Those years were not the happiest in our nation’s history.
It seemed like there was always some type of turmoil or chaos in the air.
The assassination of a president, a potential president, and a prominent civil rights leader fanned the flames of buried frustrations that burned throughout those days.
The backdrop to all of this was the conflict in Vietnam.
The reasons for U.S. forces being there have been debated for almost half a century.
Agree or disagree, the cause was a noble one.
A country being attacked by a ruthless neighbor is the type of situation for which America has been always ready to give assistance.
It is within our nature to help those who seek the same liberties and freedoms we have and so often take for granted.
In seeking to help a people striving for freedom, we sent America’s best.
The young men and women of the era traveled thousands of miles across the ocean to a strange land and unfamiliar culture.
A total of more than 3 million served in the Southeast Asia theater and 2.5 million served within South Vietnam itself.
The battles were tough and bloody. The jungles of that remote land took their toll and the ruthlessness of the enemy took many lives.
It took 12 years before the last American troops finally left.
There is now a roll call of 58,195 who never came home and whose names are now enshrined on the long, black wall in Washington, D.C., meant to honor their sacrifice.
However, it is only now many are beginning to have some understanding that whatever one thought of the necessity of the conflict, those who served in it never really got their due.
It seems un-American not to recognize the heroism and sacrifices of those who wear the proud colors into any combat.
Slowly but surely, that time has come for those who served in Vietnam.
One of them is Jack Edward Davis of Cleveland, who passed away Feb. 8 at the age of 61.
Davis has been recognized by the Tennessee General Assembly for being “an exemplary public servant and constant professional who worked assiduously to improve the quality of life for his fellow citizens in numerous capacities.”
It also mentions his service in Vietnam and his retirement from the military as a sergeant first class after 27 years of active duty.
Davis then “served with acumen and alacrity” with the U.S. Postal Service for 11 years where “he earned the respect of his peers and superiors alike for the exemplary quality of his work.”

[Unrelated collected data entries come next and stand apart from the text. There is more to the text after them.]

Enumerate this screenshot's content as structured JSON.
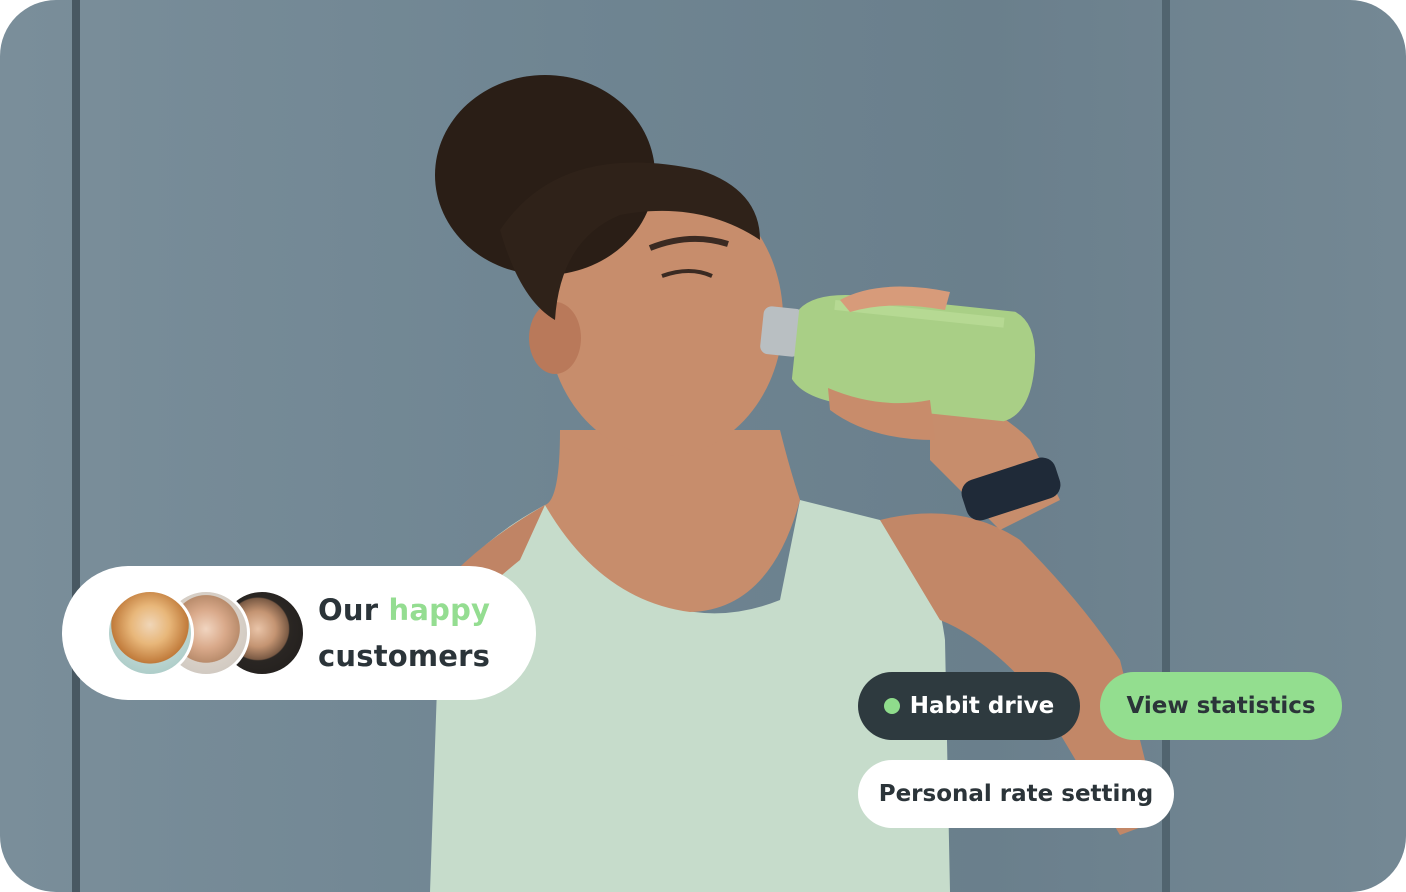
{
  "hero": {
    "image_subject": "woman-drinking-from-green-bottle",
    "colors": {
      "wall": "#6f8592",
      "bottle": "#a9cf86",
      "tank_top": "#c6dccb",
      "skin": "#c78d6c",
      "hair": "#2a1e16",
      "watch": "#1f2a38"
    }
  },
  "customers_card": {
    "prefix": "Our",
    "highlight": "happy",
    "suffix": "customers",
    "highlight_color": "#94dd91",
    "avatars": [
      "blonde-woman-avatar",
      "young-man-avatar",
      "dark-hair-woman-avatar"
    ]
  },
  "pills": {
    "habit": "Habit drive",
    "stats": "View statistics",
    "rate": "Personal rate setting"
  },
  "colors": {
    "text_dark": "#2b3439",
    "pill_dark": "#2e3a3f",
    "accent_green": "#93de8f"
  }
}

The resolution was sponsored by state Rep. Eric Watson, who said in recognizing Davis’ service it also stands to recognize all who fight and sacrifice when their country calls.
Watson recently gave the Davis family the formal parchments which honor their father’s service.
“This is the highest honor from the state Capitol anyone can receive,” Watson said to the family. “Mr. Davis meant a lot to this town and this community.”
“He would be proud and honored,” said Davis’ son Stephen. “He really would. He took his years of service very, very seriously.”
Stephen, joined by his sister Adrianna, noted his father said those who served never really got the recognition they deserved.
“Well, he got it today,” Stephen said.